Ese cadáver que plantaste el año pasado en tu jardín,

¿ha empezado a retoñar? ¿Florecerá este año?

Lo había vuelto a hacer. Ignoraba qué quería decir Harlot, pero no me gustaba. Yo creía que disfrutábamos de una tregua.

El año después de mi casamiento con Kittredge, cuando su ex marido Hugh Montague soportaba noches de tormento, enviaba telegramas horrendos desde su silla de ruedas. El primero llegó en nuestra noche de bodas: «Afortunados sois por el undécimo rodar de los dados. Debéis besaros quinientas veintiocho veces más dos y guardar las sábanas. Firmado Montón Amistoso». La traducción era:

...Tu sombra por la mañana caminando detrás de ti

O tu sombra por la tarde, subiendo a tu encuentro;

Te enseñaré el miedo en un puñado de polvo.

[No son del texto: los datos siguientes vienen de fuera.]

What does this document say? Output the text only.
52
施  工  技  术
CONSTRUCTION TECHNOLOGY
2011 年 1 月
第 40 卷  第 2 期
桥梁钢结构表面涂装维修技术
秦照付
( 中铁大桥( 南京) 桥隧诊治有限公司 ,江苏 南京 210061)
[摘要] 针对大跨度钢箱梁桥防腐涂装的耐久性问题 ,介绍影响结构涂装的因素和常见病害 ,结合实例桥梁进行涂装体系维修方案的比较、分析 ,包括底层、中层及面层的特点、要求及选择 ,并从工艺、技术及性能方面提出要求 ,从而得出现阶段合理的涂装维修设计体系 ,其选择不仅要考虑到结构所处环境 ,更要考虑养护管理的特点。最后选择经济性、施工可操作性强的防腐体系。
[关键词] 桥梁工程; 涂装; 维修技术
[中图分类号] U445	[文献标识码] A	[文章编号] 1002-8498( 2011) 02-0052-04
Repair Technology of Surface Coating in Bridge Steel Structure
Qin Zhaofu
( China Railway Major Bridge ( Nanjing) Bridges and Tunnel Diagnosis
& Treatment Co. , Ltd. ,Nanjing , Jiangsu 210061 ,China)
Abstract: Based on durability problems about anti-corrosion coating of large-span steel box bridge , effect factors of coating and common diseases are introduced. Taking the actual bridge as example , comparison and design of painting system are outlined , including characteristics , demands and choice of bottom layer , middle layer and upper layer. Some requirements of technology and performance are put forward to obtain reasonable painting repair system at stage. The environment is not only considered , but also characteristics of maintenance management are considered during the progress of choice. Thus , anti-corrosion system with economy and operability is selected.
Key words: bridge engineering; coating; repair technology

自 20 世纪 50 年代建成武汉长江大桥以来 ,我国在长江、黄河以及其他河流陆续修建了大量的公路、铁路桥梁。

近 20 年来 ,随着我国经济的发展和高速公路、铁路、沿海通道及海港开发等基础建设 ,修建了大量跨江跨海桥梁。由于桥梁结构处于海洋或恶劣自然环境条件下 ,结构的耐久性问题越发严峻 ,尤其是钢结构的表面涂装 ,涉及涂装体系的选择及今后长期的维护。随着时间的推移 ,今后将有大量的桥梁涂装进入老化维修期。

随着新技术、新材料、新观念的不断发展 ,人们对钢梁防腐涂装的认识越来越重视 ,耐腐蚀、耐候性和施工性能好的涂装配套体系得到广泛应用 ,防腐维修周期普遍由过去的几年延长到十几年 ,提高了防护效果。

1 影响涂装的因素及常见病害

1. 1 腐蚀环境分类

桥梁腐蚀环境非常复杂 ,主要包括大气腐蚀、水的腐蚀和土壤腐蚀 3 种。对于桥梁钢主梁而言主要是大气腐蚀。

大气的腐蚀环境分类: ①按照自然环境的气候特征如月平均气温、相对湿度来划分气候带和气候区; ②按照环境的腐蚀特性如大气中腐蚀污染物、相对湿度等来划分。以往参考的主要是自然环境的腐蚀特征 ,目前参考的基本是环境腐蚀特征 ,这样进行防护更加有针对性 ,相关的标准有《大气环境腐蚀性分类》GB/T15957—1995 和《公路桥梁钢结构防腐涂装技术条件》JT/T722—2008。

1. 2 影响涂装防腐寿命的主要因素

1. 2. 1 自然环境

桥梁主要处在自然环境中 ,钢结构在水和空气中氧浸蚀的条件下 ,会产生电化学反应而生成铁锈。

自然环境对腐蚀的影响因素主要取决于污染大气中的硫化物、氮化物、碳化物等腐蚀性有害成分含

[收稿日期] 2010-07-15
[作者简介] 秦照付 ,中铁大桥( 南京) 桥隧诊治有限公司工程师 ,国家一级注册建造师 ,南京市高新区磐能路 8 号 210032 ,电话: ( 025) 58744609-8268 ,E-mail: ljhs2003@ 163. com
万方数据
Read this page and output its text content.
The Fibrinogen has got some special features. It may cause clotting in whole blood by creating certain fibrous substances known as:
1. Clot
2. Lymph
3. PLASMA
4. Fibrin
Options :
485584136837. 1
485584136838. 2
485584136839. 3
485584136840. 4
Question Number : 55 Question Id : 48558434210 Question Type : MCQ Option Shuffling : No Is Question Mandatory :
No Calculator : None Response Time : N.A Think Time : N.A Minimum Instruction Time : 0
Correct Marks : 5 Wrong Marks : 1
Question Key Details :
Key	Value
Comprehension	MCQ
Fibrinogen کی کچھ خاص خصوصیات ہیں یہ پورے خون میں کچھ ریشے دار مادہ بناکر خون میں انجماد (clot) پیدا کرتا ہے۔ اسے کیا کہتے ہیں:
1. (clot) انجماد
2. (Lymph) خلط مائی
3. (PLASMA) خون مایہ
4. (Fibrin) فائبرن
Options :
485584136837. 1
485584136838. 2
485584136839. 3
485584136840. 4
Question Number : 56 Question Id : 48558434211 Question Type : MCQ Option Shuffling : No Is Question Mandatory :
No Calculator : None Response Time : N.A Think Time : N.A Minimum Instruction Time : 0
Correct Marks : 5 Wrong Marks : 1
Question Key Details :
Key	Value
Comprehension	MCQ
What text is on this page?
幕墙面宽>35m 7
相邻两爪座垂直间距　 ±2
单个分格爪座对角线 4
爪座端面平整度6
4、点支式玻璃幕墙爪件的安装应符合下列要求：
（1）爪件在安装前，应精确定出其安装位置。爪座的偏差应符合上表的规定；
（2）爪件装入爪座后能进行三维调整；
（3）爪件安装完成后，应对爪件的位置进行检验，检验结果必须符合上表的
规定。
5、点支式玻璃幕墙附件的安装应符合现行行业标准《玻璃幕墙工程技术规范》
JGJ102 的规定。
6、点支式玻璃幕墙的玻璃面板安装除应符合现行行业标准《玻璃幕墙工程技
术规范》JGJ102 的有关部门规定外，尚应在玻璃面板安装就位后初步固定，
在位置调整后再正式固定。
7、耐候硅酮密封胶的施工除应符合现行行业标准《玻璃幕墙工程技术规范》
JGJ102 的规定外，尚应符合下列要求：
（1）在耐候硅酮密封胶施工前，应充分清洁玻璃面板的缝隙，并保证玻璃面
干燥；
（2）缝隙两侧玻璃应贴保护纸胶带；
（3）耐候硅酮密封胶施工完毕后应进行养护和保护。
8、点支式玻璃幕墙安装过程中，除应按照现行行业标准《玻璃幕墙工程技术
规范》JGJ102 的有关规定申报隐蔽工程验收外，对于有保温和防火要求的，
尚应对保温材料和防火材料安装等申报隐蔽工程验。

Esto sirvió para dar color a nuestra noche de bodas. Ahora, después de todos esos años, volvía a enviarnos mensajes personales. Quizás era eso lo que me merecía. Aspiré la culpable criminalidad de Chloe.

Naturalmente, la crueldad puede ser una cura para la tensión cuando le es impuesta a un hombre culpable. (Eso dice nuestro sistema penal.) El mensaje de Harlot, siniestro como la niebla —«ese cadáver que plantaste el año pasado en tu jardín»— producía un efecto equivalente en mí a las dificultades del clima. Me hallaba por fin preparado para cualquier cosa. Podía pensar mientras mis reflejos se ocupaban de conducir y, dadas las características de nuestra conversación telefónica, tenía bastante en que meditar. Trataba de decidir si Kittredge tendría alguna idea de lo que eran los Grandes Santones. Por cierto, yo no se lo había dicho, y ahora quedaba claro que Harlot tampoco. El tono de voz de mi mujer revelaba que no sabía nada acerca de Dorothy Hunt. Parecía ignorar por completo que Harlot y yo habíamos unido nuestras fuerzas.

Era obvio que, para poder pensar en todo esto, necesitaba el poder de la meditación que sólo un viaje más tranquilo puede ofrecer. Después de dejar atrás Belfast, donde la carretera i enlaza con la 3, aprecié un cambio en el tiempo. El aire era menos frío; el aguanieve se había convertido en lluvia y el camino, aunque mojado, estaba libre de hielo. Logré concentrarme por entero en mis pensamientos. En el fichero especial asignado a los Grandes Santones, Dorothy Hunt ocupaba un sobre de papel manila.